On 12th February 1945, Albert Maltz wrote an article for the New Masses calling for more intellectual freedom in the Communist Party. "It has been my conclusion for some time that much of the left-wing artistic activity - both creative and critical - has been restricted, narrowed, tuned away from life, sometimes made sterile - because the atmosphere and thinking of the literary left-wing had been based upon a shallow approach... I have come to believe that the accepted understanding of art as a weapon is not a useful guide, but a straitjacket. I have felt this in my own works and viewed it in the works or others. In order to write at all, it has long since become necessary for me repudiate it and abandon it."

Maltz went on to argue that it was wrong to judge creative works primarily by their ideology. He used the example of how a communist journal in 1940 attacking a play by Lillian Hellman, because its anti-Nazi politics were anathema during the period of the Nazi-Soviet Pact.
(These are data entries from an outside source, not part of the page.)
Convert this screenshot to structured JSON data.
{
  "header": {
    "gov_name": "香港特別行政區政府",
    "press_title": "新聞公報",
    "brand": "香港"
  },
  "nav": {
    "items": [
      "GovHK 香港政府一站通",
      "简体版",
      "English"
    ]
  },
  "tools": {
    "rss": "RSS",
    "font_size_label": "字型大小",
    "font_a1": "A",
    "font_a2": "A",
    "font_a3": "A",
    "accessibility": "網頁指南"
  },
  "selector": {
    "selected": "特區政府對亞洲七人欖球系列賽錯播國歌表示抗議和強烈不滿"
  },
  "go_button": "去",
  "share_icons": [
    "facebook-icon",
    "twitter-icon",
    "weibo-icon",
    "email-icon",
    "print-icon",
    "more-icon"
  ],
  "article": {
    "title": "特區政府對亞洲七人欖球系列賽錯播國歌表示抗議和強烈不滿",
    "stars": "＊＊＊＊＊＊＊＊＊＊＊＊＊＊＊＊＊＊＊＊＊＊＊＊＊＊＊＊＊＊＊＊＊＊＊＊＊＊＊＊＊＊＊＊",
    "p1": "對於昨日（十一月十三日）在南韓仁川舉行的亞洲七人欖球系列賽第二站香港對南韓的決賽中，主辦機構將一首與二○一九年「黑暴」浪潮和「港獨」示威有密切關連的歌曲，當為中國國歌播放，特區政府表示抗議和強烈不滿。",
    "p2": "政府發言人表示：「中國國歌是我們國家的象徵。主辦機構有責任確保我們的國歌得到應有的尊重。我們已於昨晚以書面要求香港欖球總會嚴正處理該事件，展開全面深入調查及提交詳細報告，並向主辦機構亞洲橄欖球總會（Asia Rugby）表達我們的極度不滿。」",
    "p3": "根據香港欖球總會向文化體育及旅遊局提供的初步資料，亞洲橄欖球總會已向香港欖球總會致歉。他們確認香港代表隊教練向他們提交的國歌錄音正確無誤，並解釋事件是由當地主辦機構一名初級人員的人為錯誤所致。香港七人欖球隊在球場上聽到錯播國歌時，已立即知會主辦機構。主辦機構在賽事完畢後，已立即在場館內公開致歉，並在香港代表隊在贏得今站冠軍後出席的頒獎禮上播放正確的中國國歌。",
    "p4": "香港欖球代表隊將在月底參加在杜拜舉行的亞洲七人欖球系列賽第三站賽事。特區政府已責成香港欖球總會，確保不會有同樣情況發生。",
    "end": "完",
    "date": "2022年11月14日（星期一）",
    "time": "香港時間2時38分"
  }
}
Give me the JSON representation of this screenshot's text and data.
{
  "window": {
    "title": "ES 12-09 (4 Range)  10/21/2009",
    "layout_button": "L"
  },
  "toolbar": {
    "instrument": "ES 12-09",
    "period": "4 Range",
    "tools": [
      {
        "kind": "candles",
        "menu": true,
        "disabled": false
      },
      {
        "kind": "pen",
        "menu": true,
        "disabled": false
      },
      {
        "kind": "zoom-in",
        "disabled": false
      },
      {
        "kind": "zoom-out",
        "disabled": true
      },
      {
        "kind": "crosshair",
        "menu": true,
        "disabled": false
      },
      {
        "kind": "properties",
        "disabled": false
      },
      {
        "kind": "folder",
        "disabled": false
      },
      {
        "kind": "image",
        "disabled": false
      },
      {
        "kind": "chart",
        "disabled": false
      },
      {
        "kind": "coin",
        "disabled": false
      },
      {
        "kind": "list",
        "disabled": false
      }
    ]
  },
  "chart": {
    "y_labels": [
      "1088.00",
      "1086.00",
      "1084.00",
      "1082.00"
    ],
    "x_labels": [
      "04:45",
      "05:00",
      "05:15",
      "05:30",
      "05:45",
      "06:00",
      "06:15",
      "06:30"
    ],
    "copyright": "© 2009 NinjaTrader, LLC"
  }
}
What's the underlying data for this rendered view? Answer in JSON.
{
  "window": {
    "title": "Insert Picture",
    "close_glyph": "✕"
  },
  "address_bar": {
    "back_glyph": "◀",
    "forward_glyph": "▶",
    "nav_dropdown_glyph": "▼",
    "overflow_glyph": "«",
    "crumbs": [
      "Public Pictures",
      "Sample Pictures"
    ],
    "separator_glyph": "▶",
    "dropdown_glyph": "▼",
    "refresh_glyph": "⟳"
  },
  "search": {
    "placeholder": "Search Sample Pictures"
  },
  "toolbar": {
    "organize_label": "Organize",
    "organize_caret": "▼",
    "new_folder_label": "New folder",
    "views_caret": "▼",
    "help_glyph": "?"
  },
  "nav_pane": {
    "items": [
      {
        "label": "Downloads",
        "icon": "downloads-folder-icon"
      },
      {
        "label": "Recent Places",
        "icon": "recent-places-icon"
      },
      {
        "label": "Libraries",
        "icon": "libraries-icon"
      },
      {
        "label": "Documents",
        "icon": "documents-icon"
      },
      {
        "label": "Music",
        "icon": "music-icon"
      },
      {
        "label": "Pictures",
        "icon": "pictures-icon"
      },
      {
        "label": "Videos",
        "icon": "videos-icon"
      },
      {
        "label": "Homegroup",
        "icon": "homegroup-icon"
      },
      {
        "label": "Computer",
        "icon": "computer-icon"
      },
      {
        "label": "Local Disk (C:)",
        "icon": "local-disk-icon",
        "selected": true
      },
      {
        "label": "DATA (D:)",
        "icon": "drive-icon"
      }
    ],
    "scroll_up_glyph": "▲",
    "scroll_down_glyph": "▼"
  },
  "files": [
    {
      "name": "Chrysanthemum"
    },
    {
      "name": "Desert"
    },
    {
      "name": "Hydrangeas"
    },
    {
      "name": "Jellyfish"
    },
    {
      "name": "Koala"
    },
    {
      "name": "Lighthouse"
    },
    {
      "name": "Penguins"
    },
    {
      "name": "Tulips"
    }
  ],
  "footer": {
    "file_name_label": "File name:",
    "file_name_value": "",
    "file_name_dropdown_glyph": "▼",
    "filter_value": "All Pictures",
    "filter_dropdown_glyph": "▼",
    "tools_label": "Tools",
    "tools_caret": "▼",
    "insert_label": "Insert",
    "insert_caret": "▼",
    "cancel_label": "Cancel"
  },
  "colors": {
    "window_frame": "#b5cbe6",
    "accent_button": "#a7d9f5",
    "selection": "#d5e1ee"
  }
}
Victor Jerome, the head of the Party's Cultural Commission, organized the attack on Maltz. In the next edition of the New Masses, the novelist, Howard Fast, claimed: "He advocates, for the artist, retreat. He pleads with him to get out of the arena of life. The fact that life shows, and has shown for a generation now, that such retreat is tantamount to artistic death and personal degradation, cuts no ice with Maltz." Joseph North wrote that Maltz would chop down "the fruitful tree of Marxism" to cure some weak branches.

Alvah Bessie was another who criticised Maltz and suggested that what he said went against Marxism. "He (Maltz) nowhere states his frame of reference or identifies the point of departure from which he launches what is, objectively, not only an attack on Marxism but a defense of practically every renegade writer of recent years who ever flirted with the working-class movement... We need Party artists. We need artists deeply rooted in the working class."

Other members such as Michael Gold, John Howard Lawson and William Z. Foster joined in. "Maltz, they insisted, had been taking dangerous liberties with the supremacy of political commitments over artistic tastes." (24) Lawson pointed out: "We cannot divorce the views expressed by Maltz from the historical moment he selects for the presentation of these views. He writes at a time of decisive struggle. The democratic victories achieved in the Second World War are threatened by the still powerful forces of imperialism and reaction, which are especially strong in the United States."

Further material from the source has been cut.